Mr. Magorium’s Wonder Emporium is about Molly Mahoney, Played by Natalie Portman, who is at a crossroads of her life because after years of working as the manager of a magical toy store, she’s feeling at a loss for finding the magic inside herself. As a child prodigy pianist, she’s frustrated that she can’t find the inspiration to create her own musical masterpieces. So she decides to leave the toys store to pursue her music just as Mr. Magorium announces that after over 200 years of life, he’s ready to depart and will be leaving the Wonder Emporium to Molly.

What follows is a wonderful story about finding wonder inside yourself, living life with no regrets, and finding fun in everything you do. Of course, that’s what I got out of the movie, I’m sure there may be different lessons for you.

When I first saw this movie advertised, I assumed it was based on a classic children’s book that I had only vaguely heard of like so many family movies are these days. I was very surprised when I saw that this movie was written and directed by Zach Helm only, and wasn’t based on anything. Helm has a modest list of credits on IMDB.com which include writing Stranger Than Fiction, starring Will Ferrell—a rather unusual movie that I really enjoyed. It’s nice to see such a creative and imaginative writer and director and I’ll be sure to watch for anything else with Zach Helm in the credits.

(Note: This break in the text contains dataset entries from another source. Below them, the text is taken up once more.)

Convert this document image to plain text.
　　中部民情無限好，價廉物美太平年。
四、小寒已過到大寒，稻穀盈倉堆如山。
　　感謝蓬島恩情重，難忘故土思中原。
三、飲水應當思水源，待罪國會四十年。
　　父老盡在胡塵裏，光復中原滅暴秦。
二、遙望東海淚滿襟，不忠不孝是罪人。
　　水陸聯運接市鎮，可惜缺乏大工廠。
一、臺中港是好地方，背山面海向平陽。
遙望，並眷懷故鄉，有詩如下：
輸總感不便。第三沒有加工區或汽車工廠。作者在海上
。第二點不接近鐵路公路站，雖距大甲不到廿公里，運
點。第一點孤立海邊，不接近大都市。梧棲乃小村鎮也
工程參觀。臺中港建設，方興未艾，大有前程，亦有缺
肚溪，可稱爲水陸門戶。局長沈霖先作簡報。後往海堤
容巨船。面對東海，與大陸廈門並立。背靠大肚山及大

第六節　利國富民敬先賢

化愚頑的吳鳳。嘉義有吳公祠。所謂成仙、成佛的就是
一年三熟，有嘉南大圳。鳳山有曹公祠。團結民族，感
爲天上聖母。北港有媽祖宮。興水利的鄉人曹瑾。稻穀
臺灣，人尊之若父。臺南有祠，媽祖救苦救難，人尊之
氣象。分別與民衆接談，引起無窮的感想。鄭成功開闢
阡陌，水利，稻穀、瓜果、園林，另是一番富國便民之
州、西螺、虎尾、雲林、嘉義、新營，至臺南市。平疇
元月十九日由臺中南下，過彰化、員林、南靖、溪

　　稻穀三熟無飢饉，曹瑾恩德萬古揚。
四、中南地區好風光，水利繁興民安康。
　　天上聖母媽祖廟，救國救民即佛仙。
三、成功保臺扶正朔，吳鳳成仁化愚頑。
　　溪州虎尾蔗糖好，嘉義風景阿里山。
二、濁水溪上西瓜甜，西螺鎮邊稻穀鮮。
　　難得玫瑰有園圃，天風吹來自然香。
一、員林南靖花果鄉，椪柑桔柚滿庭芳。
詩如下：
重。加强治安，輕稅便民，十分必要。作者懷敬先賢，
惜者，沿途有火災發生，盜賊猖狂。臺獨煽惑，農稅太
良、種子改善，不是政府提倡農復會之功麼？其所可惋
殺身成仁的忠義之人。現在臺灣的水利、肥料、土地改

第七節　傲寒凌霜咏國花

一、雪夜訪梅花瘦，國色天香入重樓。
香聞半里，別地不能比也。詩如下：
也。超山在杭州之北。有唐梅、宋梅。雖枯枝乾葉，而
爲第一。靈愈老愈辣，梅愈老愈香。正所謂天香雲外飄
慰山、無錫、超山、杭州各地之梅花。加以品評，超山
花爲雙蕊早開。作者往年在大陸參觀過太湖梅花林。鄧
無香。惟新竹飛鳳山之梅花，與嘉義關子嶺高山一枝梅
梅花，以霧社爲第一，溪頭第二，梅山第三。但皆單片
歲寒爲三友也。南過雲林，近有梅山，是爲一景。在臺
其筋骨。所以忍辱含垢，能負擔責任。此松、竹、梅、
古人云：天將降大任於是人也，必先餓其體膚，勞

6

Whether it’s because I was thoroughly enjoying the movie or if it was actually flawed I’m not sure, but when it came time for Mr. Magorium and the Wonder Emporium to end, I wasn’t ready. Sometimes movies end too quickly after the climax and I regret that more time wasn’t taking to wrap things up. That’s really the only complaint I have with this film. There were many things that I was hoping to see wrapped up that weren’t. All I can hope is that this is a story that will have a next chapter.